Albaugh arbeitete zuvor als Vorstand von Boeing Integrated Defense Systems. "Jim hat dort bereits hunderte Projekte mit ausgesprochen hohem Technologieanteil erfolgreich durchgeführt", begründet McNerney die Entscheidung für Albaugh bei einer Analystenkonferenz in New York. "Im (787-)Programm haben wir in erster Linie Managementfehler begangen."
Es ist eine ebenso nüchterne wie vernichtende Analyse, die McNerney mit Blick auf die bisherige Entwicklung der 787 zieht. Insbesondere der hohe Anteil an Zulieferunternehmen vergebener Fertigungsschritte erwies sich als wesentlicher Schwachpunkt der Programmplanung.

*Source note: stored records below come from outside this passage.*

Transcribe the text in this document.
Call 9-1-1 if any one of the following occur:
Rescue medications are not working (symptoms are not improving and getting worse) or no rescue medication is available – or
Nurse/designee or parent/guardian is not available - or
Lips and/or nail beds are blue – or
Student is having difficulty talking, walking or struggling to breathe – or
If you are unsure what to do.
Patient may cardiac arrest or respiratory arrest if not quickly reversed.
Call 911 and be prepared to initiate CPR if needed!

"Aus heutiger Sicht würde ich nicht mehr in gleicher Form planen", sagte McNerney. "Wir haben einige Partner beauftragt, Dinge zu tun, zu denen sie technisch oder wirtschaftlich nicht im Stande waren." Das Prinzip der Auslagerung sei aber grundsätzlich richtig.
Bei der Entwicklung der 787-9, die Seattle im vierten Quartal 2013 auf den Markt bringen will, habe Boeing die Aufsicht über die Zulieferkette bereits verstärkt, erklärte McNerney. "Das ist unser neuer Ansatz in der Auslagerung - gleiches Konzept, aber mehr Kontrolle."
Der neue Programmplan soll mit den Problemen der 787 abschließen. "Wir sind sehr zuversichtlich, unsere Ziele zu erreichen, auch weil wir jetzt mehr Zeit für die Flugerprobung zur Verfügung haben", kommentierte McNerney.
Bei der Entwicklung eines neuen Flugzeugs bestehe immer die Gefahr, dass erst in den Praxistests Probleme erkannt werden, sagte der Vorstandschef. "Allerdings haben wir bei der 787 schon viele Testserien erfolgreich abgeschlossen. Das Problem am Übergang von Tragflächen und Wingbox trat in einer sehr fortgeschrittenen Testphase auf."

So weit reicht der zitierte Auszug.